На лестнице послышался шорох, казалось, метут каменный пол, но он-то знал, здесь так не метут, это надзиратели тащат Ермолаеву.
Федоров давно понял: чтобы допрос шел без сучка и задоринки, эту парализованную клячу следует подержать пару часов в каменном люке- карцере, а еще точнее, в каменном гробу, где невозможно присесть, даже упасть без чувств невозможно. Там можно только стоять прямо или обмякнув. Вот и все, что следовало использовать по этому пустяковому делу.
Он распахнул дверь. Охранники дотащили Ермолаеву до табурета и усадили вблизи стола. Она вцепилась в них, боясь отпустить, — и это тоже было смешно.
Они отвели ее руки, Ермолаева торкнулась носом, казалось, она сейчас свалится на пол. «Пожалуй, и часа в карцере достаточно, чтобы мадама подписала любое», — весело подумал Федоров.
— Ну, рассказывай, — приказал он.
Кляча таращилась, вращала идиотскими своими глазами, будто бы не могла понять, что же хочет от нее следователь.
— О чем?
Федоров так и предполагал, что допрос начнется с очередной ерунды. Ишь, придурки, им кажется, что органы о них ничего не знают.
— Как «о чем»? — возмутился Федоров. — Рассказывай все, что делала против советской власти.
— Но мне нечего вам говорить, худого я не делала, мы обсуждали живопись, спорили, но никогда не позволяли себе...
— Ладно, — с иронией произнес Федоров. — Начнем с другого. Ты понимаешь, что арестована?
Она вздохнула.
— А за что арестована? — спросил он, как бы помогая Ермолаевой найти единственно верный ответ.
— Не знаю.
— Как это не знаешь? Выходит, только органы знают. Или ты хочешь сказать, что органы несправедливы?

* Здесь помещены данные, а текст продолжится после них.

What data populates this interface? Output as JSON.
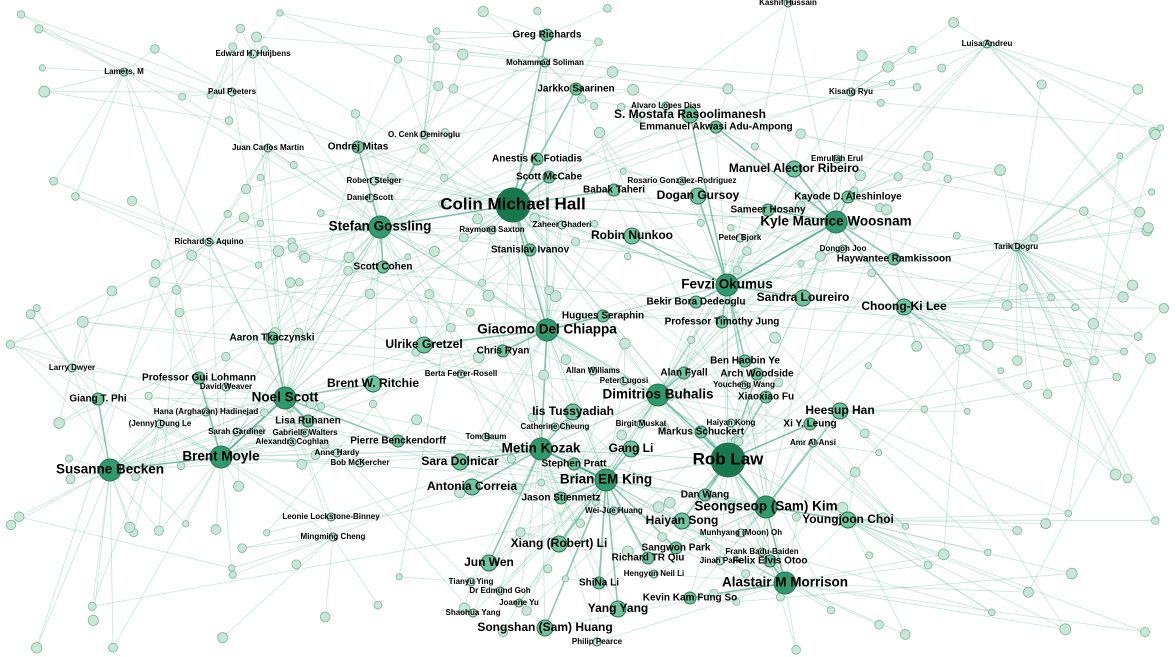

Она испуганно поглядела на следователя и вздохнула. Он ждал.
— А ну встань! — вдруг заорал Федоров. — Рассказывай, как ты со своими дружками занималась антисоветской пропагандой, как собирала людей на квартире, как вела занятия с детьми, чем пачкала им мозги, говори, безногая дрянь! — Она не могла подняться, подтащила костыль, но он выскальзывал из руки, и Ермолаева, чуть приподнявшись, снова падала на табуретку. — Встать, стерва! И стоять! Нормально стоять, сука!..
Она наконец поднялась. Горло ей будто сжимала чья-то тяжелая рука. Слезы текли из глаз: никто, никогда в жизни не говорил с нею так. Она не любила давать кому-либо повод даже с состраданием вспоминать о ее болезни, а этот квадратный, с толстыми ляжками, негодяй позволял себе оскорблять ее. Гетевский Рейнеке-Лис, все эти мерзавцы из царства короля Нобеля действительно словно бы преобразились в одутловатое лицо конкретного Хама. «Бог мой, — неожиданно подумала Вера Михайловна, — и первый следователь с вытянутой заостренной мордой, с глазами, сходящимися на переносице, с рыжими стоячими волосами, был копией Рейнеке- Лиса, будто бы то, что воображалось и являлось веселой фантазией Гете, вдруг реализовалось здесь. И этот толстенный, откормленный кругломордый маленький Гинце-Кот, разве не персонаж поэмы?»
Она качнулась, охранник подхватил Ермолаеву и долго ставил ее прямо, точно арестованная была деревяшкой. Отступил на шаг и с неуверенностью наблюдал, простоит или упадет еще раз.
— Позвольте сесть, — с трудом сказала она, — я несколько часов пробыла в карцере.
— Ну, уж «часов», дай бог, ты там провела часик, — усмехнулся он. — Сядешь, обязательно сядешь, я тебе обещаю. — Федоров с явным удовольствием вкладывал в интонации нужный смысл. — А пока повтори свою антисоветчину. Что ты и твои дружки говорили о коллективизации? Какие-такие ошибки мы, большевики, допустили?
— Нет, нет! — воскликнула Вера Михайловна. — Я не выступала против...
— Хорошо, я спешить не стану. Я подожду. А пока я пишу другое незаконченное «дело», ты подумай. Я уверен, что ты обязательно все вспомнишь.
Он что-то писал, весело мурлыча, и теперь еще больше напоминал ей друга Рейнеке-Лиса, кота Гинце. Наконец закончил страницу, пригладил ладонью листок промокашки, спросил:
— Ну, как с памятью на сегодня?
— Нет, нет! — воскликнула Вера Михайловна. — Я ничего не могу прибавить. Да и не было никогда худого...
Он поднялся. Подошел к окну, долго молча взирал куда-то.